Swollen eyes on a turtle
Swollen eyes are usually an indication of a vitamin imbalance and/or starvation. Clean the caging, offer fresh food and sunlight, and get an evaluation, diagnosis, and treatment plan from your veterinarian.
Ticks and mites are an irritant and can be dealt with by using anti-tick and anti-mite medications. If the problem is severe, or if your methods don’t end the problem after two weeks of use, talk to your veterinarian. Ticks can harbor diseases that other animals can contract, so don’t mess around with this problem. Remove and kill every tick, and if the problem is mites, treat your animal appropriately.
Herps that are unresponsive are close to death. If your herp sleeps a lot, if he doesn’t pull his leg back from you when you take it in your fingers and give a gentle tug, if he lies in his cage without moving or feeding, you get moving. The cause may be any of the following:
- Starvation: Either the herp hasn’t been fed, or he’s been offered the wrong foods and refused to feed as a result.

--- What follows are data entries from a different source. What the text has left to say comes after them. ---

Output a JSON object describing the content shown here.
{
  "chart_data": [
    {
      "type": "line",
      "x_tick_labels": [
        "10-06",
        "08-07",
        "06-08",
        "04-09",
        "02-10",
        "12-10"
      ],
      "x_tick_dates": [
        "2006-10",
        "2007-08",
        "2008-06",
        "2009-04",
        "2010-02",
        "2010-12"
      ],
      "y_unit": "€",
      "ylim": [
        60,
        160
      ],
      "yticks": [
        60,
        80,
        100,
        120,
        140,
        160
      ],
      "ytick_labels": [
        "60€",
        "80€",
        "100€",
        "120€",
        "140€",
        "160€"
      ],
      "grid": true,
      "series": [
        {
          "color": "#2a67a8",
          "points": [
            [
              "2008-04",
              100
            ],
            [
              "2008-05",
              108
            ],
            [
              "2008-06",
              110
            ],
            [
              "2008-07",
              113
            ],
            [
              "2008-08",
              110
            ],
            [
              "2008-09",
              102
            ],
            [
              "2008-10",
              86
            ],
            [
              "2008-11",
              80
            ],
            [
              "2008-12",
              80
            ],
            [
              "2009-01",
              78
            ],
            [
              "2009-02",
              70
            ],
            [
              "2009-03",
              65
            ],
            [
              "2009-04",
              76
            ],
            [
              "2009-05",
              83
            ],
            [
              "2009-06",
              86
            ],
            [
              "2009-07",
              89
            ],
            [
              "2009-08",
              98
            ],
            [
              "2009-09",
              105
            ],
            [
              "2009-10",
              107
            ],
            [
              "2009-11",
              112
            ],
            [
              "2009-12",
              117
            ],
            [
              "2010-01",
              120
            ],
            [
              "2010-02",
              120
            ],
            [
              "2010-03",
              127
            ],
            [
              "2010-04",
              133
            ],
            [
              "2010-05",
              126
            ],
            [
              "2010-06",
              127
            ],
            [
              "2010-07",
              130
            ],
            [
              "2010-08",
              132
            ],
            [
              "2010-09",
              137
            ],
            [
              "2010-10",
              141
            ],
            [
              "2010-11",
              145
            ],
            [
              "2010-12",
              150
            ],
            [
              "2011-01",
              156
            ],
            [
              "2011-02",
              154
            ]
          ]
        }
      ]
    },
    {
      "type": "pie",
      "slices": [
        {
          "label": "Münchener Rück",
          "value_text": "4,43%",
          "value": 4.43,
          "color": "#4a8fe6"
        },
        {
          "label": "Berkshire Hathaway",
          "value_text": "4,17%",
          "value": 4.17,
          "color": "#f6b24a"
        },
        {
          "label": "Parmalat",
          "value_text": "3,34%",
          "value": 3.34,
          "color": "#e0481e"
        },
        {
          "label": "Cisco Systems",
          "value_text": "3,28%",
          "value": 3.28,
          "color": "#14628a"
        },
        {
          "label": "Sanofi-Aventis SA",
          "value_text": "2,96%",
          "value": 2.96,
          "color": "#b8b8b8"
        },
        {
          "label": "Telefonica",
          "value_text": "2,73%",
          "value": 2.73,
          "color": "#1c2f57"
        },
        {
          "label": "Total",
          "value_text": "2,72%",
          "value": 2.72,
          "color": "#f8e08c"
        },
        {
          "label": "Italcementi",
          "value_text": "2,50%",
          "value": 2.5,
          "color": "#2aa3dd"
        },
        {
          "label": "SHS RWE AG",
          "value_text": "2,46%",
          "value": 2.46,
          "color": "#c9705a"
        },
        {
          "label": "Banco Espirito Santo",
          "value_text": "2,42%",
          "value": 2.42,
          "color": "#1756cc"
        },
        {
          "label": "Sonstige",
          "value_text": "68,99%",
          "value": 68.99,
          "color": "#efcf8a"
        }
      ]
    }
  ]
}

- Avitaminosis: Your herp is lacking one or more vitamins.
- Temperatures that are too cool: The animal literally cannot move; his muscles are shut down until he gets warmer.
- Dehydration: The herp has too little moisture in his body. Either he hasn’t been offered water he can drink, or he can’t drink because he’s been too cold, too long.
Whatever the cause, if your herp is unresponsive, take him to the vet pronto!